Aku tahu persis maksud kata-kata Juna.

Aku tahu saat ini dia sedang berjuang mempertahankan prinsipnya.

Dan sejujurnya, saat ini aku nggak bisa merasa lebih bangga lagi terhadap cowok itu.

"Tadi... maaf ya." Juna mengamati tangan-tangan kami yang saling terpaut, kedua alisnya mengernyit, seolah kesal terhadap dirinya sendiri.

"Nggak papa." aku tersenyum lembut, "Makasih udah jadi cowok paling gentleman dan paling bisa dipercaya yang pernah aku kenal. Yah... selain Papa sih, hehe."

Juna menatapku kaget. Namun ekspresinya perlahan mencair. Senyuman hangat terbit di bibirnya.

"Makasih juga udah jadi cewek paling pengertian, paling baik, paling imut, paling gemesin"

Lalu Juna mengacak-acak rambutku lagi, tetapi kali ini aku hanya sanggup pasrah dan tertawa-tawa.

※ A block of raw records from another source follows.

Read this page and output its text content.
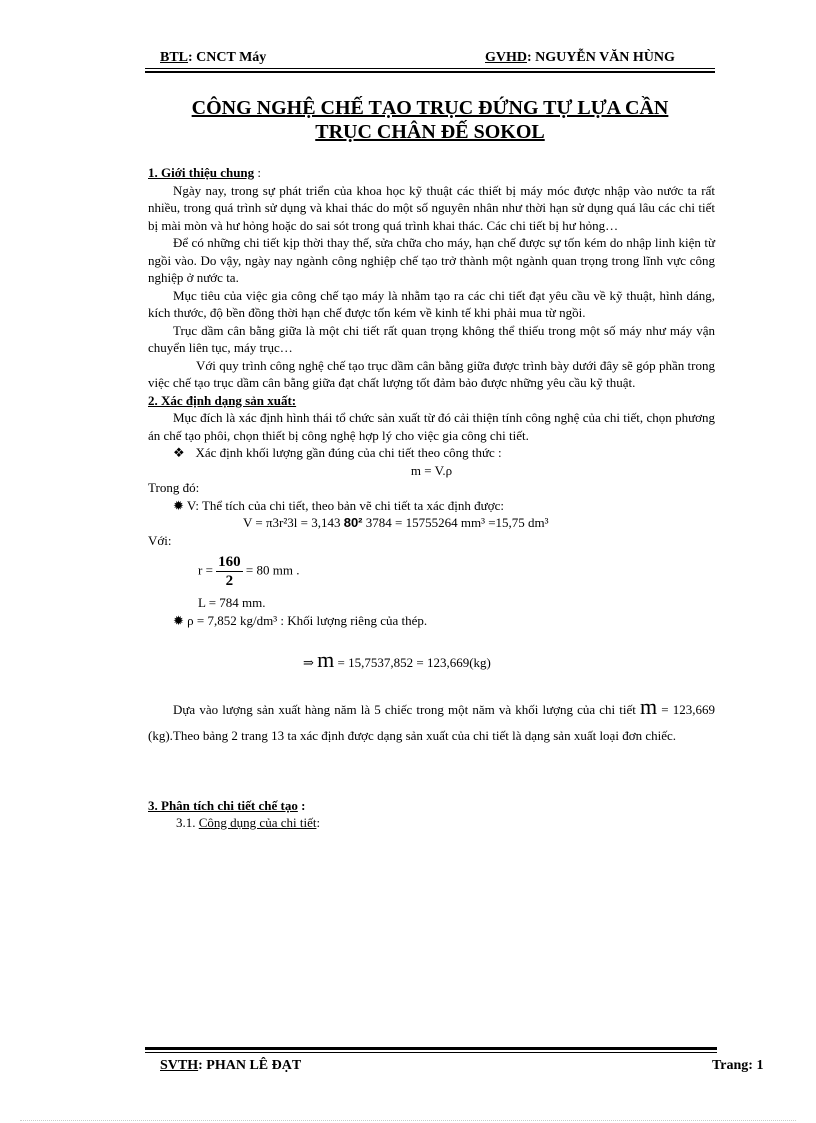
BTL: CNCT Máy	GVHD: NGUYỄN VĂN HÙNG
CÔNG NGHỆ CHẾ TẠO TRỤC ĐỨNG TỰ LỰA CẦN
TRỤC CHÂN ĐẾ SOKOL

1. Giới thiệu chung :

Ngày nay, trong sự phát triển của khoa học kỹ thuật các thiết bị máy móc được nhập vào nước ta rất nhiều, trong quá trình sử dụng và khai thác do một số nguyên nhân như thời hạn sử dụng quá lâu các chi tiết bị mài mòn và hư hỏng hoặc do sai sót trong quá trình khai thác. Các chi tiết bị hư hỏng…

Để có những chi tiết kịp thời thay thế, sửa chữa cho máy, hạn chế được sự tốn kém do nhập linh kiện từ ngồi vào. Do vậy, ngày nay ngành công nghiệp chế tạo trở thành một ngành quan trọng trong lĩnh vực công nghiệp ở nước ta.

Mục tiêu của việc gia công chế tạo máy là nhằm tạo ra các chi tiết đạt yêu cầu về kỹ thuật, hình dáng, kích thước, độ bền đồng thời hạn chế được tốn kém về kinh tế khi phải mua từ ngồi.

Trục dầm cân bằng giữa là một chi tiết rất quan trọng không thể thiếu trong một số máy như máy vận chuyển liên tục, máy trục…

Với quy trình công nghệ chế tạo trục dầm cân bằng giữa được trình bày dưới đây sẽ góp phần trong việc chế tạo trục dầm cân bằng giữa đạt chất lượng tốt đảm bảo được những yêu cầu kỹ thuật.

2. Xác định dạng sản xuất:

Mục đích là xác định hình thái tổ chức sản xuất từ đó cải thiện tính công nghệ của chi tiết, chọn phương án chế tạo phôi, chọn thiết bị công nghệ hợp lý cho việc gia công chi tiết.

❖ Xác định khối lượng gần đúng của chi tiết theo công thức :

m = V.ρ

Trong đó:

✹ V: Thể tích của chi tiết, theo bản vẽ chi tiết ta xác định được:

V = π3r²3l = 3,143 80² 3784 = 15755264 mm³ =15,75 dm³

Với:

$r = \frac{160}{2} = 80$ mm .

L = 784 mm.

✹ ρ = 7,852 kg/dm³ : Khối lượng riêng của thép.

⇒ m = 15,7537,852 = 123,669(kg)

Dựa vào lượng sản xuất hàng năm là 5 chiếc trong một năm và khối lượng của chi tiết m = 123,669 (kg).Theo bảng 2 trang 13 ta xác định được dạng sản xuất của chi tiết là dạng sản xuất loại đơn chiếc.

3. Phân tích chi tiết chế tạo :

3.1. Công dụng của chi tiết:

SVTH: PHAN LÊ ĐẠT	Trang: 1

"Kalo aku nggak bisa ngejar wisuda tahun ini, kamu marah nggak?" tanya Juna, ketika akhirnya tawa kami berdua mereda dan kami kembali duduk bersebelahan, menyandar pada tempat tidurku.

Aku menatapnya kebingungan, "Juna, beneran deh. Kamu masih perlu cari tempat magang, jadi jalanin sesuai pace kamu aja. Kenapa juga aku mesti marah?"

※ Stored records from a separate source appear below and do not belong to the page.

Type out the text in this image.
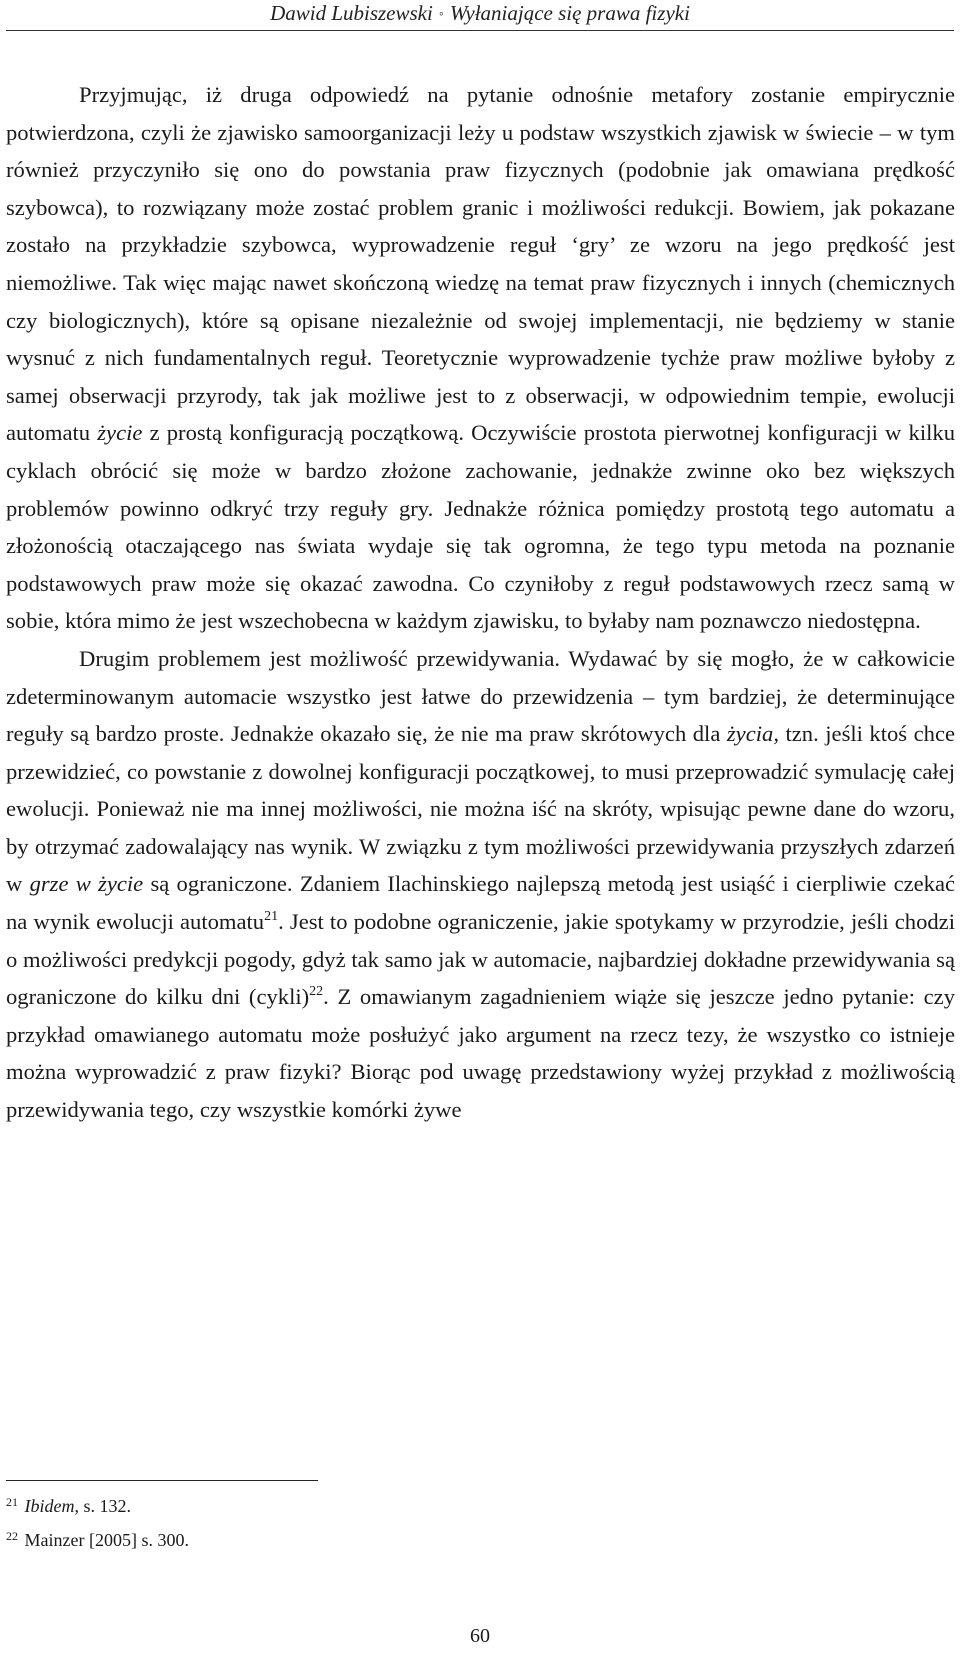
Dawid Lubiszewski ◦ Wyłaniające się prawa fizyki

Przyjmując, iż druga odpowiedź na pytanie odnośnie metafory zostanie empirycznie potwierdzona, czyli że zjawisko samoorganizacji leży u podstaw wszystkich zjawisk w świecie – w tym również przyczyniło się ono do powstania praw fizycznych (podobnie jak omawiana prędkość szybowca), to rozwiązany może zostać problem granic i możliwości redukcji. Bowiem, jak pokazane zostało na przykładzie szybowca, wyprowadzenie reguł ‘gry’ ze wzoru na jego prędkość jest niemożliwe. Tak więc mając nawet skończoną wiedzę na temat praw fizycznych i innych (chemicznych czy biologicznych), które są opisane niezależnie od swojej implementacji, nie będziemy w stanie wysnuć z nich fundamentalnych reguł. Teoretycznie wyprowadzenie tychże praw możliwe byłoby z samej obserwacji przyrody, tak jak możliwe jest to z obserwacji, w odpowiednim tempie, ewolucji automatu życie z prostą konfiguracją początkową. Oczywiście prostota pierwotnej konfiguracji w kilku cyklach obrócić się może w bardzo złożone zachowanie, jednakże zwinne oko bez większych problemów powinno odkryć trzy reguły gry. Jednakże różnica pomiędzy prostotą tego automatu a złożonością otaczającego nas świata wydaje się tak ogromna, że tego typu metoda na poznanie podstawowych praw może się okazać zawodna. Co czyniłoby z reguł podstawowych rzecz samą w sobie, która mimo że jest wszechobecna w każdym zjawisku, to byłaby nam poznawczo niedostępna.

Drugim problemem jest możliwość przewidywania. Wydawać by się mogło, że w całkowicie zdeterminowanym automacie wszystko jest łatwe do przewidzenia – tym bardziej, że determinujące reguły są bardzo proste. Jednakże okazało się, że nie ma praw skrótowych dla życia, tzn. jeśli ktoś chce przewidzieć, co powstanie z dowolnej konfiguracji początkowej, to musi przeprowadzić symulację całej ewolucji. Ponieważ nie ma innej możliwości, nie można iść na skróty, wpisując pewne dane do wzoru, by otrzymać zadowalający nas wynik. W związku z tym możliwości przewidywania przyszłych zdarzeń w grze w życie są ograniczone. Zdaniem Ilachinskiego najlepszą metodą jest usiąść i cierpliwie czekać na wynik ewolucji automatu$^{21}$. Jest to podobne ograniczenie, jakie spotykamy w przyrodzie, jeśli chodzi o możliwości predykcji pogody, gdyż tak samo jak w automacie, najbardziej dokładne przewidywania są ograniczone do kilku dni (cykli)$^{22}$. Z omawianym zagadnieniem wiąże się jeszcze jedno pytanie: czy przykład omawianego automatu może posłużyć jako argument na rzecz tezy, że wszystko co istnieje można wyprowadzić z praw fizyki? Biorąc pod uwagę przedstawiony wyżej przykład z możliwością przewidywania tego, czy wszystkie komórki żywe

$^{21}$ Ibidem, s. 132.
$^{22}$ Mainzer [2005] s. 300.
60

"Iya juga sih." dia menyerah.

"Lagian semuanya ada proses. Jadi jangan keburu-buru."

Juna menoleh menatapku. Dia tersenyum, senyuman paling lebar dan paling tulus yang pernah kulihat tersungging di wajahnya.

Maka, aku balas tersenyum cerah.

Tugas, pekerjaan, kehidupan... ya, semuanya butuh proses.

Termasuk hubungan kami yang masih seumur jagung.

Walaupun masa depan nggak ada yang tahu, aku berdoa supaya hubungan kami bakal jauh melebihi umur jagung. Dan aku juga berdoa supaya...

...supaya Juna bisa membuat 'proposal baru'nya.